Le bruit de vêtements étant retirés s'arrêta, et Elizabeth pouvait imaginer les garçons se regarder un à un, se rendant compte de leurs agissements et de pourquoi Elizabeth avait eu l'air de trouver cela si étrange. Si ce qu'ils allaient faire était évident pour eux, elle n'avait reçu aucun indice, aucune indication sur le pourquoi du comment. Après quelques secondes, Peter répondit :

"Bah généralement, c'est Remus qu'on amène-", le bruit d'une main frappant son crâne retentit, faisant pouffer Elizabeth.

"Mais non Eli, t'es la seule à avoir ce privilège.", le corrigea Sirius d'une voix mielleuse.

"Techniquement, on se déshabille derrière toi.", observa James, avant de murmurer : "Je ne sais pas si c'est vraiment mieux, finalement...

-Et puis, tu n'es pas vraiment innocente.", fit nonchalamment Remus. 

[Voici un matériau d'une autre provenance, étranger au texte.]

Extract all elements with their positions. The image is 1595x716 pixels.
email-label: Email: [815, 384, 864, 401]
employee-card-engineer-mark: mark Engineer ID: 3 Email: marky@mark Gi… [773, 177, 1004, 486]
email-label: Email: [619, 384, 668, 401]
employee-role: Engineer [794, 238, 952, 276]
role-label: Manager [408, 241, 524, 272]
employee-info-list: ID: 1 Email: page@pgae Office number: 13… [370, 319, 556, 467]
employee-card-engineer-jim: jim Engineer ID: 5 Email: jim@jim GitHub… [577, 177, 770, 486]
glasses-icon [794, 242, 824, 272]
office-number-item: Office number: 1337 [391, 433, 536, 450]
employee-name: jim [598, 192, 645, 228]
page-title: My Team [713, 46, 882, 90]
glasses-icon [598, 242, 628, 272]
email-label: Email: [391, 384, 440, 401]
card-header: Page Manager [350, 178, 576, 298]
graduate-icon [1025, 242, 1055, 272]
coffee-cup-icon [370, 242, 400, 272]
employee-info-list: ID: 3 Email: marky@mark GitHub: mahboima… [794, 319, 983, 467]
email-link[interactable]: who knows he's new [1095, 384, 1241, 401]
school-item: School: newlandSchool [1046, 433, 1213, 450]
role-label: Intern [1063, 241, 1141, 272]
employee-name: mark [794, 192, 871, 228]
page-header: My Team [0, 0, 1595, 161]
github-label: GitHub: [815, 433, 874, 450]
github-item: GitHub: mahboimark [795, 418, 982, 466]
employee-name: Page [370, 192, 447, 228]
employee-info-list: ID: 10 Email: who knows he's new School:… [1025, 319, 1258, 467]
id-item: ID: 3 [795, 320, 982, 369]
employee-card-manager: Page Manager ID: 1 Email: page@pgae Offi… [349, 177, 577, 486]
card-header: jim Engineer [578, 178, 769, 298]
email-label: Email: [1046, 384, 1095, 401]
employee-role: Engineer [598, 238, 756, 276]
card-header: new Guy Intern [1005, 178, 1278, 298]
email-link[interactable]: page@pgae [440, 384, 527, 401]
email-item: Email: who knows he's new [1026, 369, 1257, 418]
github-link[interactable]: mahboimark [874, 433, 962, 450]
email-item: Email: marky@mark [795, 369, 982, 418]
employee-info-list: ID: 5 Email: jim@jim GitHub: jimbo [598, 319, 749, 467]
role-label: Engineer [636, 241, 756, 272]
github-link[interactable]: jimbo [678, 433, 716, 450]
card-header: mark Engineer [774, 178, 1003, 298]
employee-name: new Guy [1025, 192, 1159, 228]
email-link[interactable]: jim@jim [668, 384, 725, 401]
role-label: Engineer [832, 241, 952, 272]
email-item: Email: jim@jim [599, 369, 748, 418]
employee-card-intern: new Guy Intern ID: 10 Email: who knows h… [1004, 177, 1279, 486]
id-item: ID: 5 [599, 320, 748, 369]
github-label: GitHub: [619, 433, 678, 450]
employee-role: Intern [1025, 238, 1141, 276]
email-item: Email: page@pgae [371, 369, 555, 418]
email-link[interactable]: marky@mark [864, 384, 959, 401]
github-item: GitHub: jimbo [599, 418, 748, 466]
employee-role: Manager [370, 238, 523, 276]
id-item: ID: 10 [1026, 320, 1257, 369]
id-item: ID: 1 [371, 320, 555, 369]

Après un petit moment, Remus autorisa Elizabeth à se retourner. Alors, ses yeux s'écarquillèrent. L'endroit où ses amis étaient quelques minutes auparavant était désormais vide de présence humaine, puisque deux animaux y figuraient. Parmi eux, on pouvait observer un énorme chien noir qui ressemblait étrangement au Sinistros, si on pouvait croire son livre de Divination. Le chien vint néanmoins presque tout de suite se placer sous la main d'Elizabeth, quémandant des caresses. À ses côtés se trouvait un gigantesque cerf, aussi majestueux que fier -sûrement James-, dont les yeux fixaient Elizabeth comme pour observer sa réaction. 

"Des Animagus.", murmura-t-elle pour elle-même. Remus hocha la tête sagement, avant de s'avancer pour ramasser quelque chose à terre. Alors, Elizabeth comprit où était passé son troisième ami, Peter -parce qu'il était inimaginable qu'il ait pris la forme du gros chien noir-, qui s'était transformé en rat, et que les grosses pattes du cerf cachaient jusqu'alors.

"Ils essayaient de se transformer depuis qu'ils savent mon... secret. Depuis la troisième année. Ils n'ont réussi que l'année dernière, et restent avec moi durant toutes mes transformations, à chaque pleine lune."

Remus aimait infiniment ses amis et Elizabeth pouvait voir que c'était réciproque. Elle-même avait été fascinée par les animagus depuis qu'elle avait vu le professeur McGonagall se transformer en chat, en troisième année (elle n'avait pas eu besoin de se changer, elle, mais ce talent venait sûrement avec le temps), ce qui faisait qu'elle savait à quel point il était compliqué et long d'en devenir un. Il était presque impossible d'en devenir un par accident (presque, parce qu'Elizabeth savait à quel point le monde magique était rempli de possibilités).

Remus regardait ses amis, les yeux remplis d'un amour infini et inimitable, si bien qu'il lui fallut une bonne minute avant de se reprendre et de demander à Elizabeth, les yeux froncés.

"Tu n'as pas peur de James?", les joues d'Elizabeth se tintèrent de rose, et elle s'approcha de James pour poser sa main sur son nez -ou plutôt sa mufle-, gagnant du temps afin d'inventer un mensonge passable. Elle le caressa deux fois, l'animal se fondant dans sa main, et finit par dire :

"Il ressemble plus à un élan qu'à un cerf, pour être honnête."

James se figea, avant de s'écarter brusquement, vexé.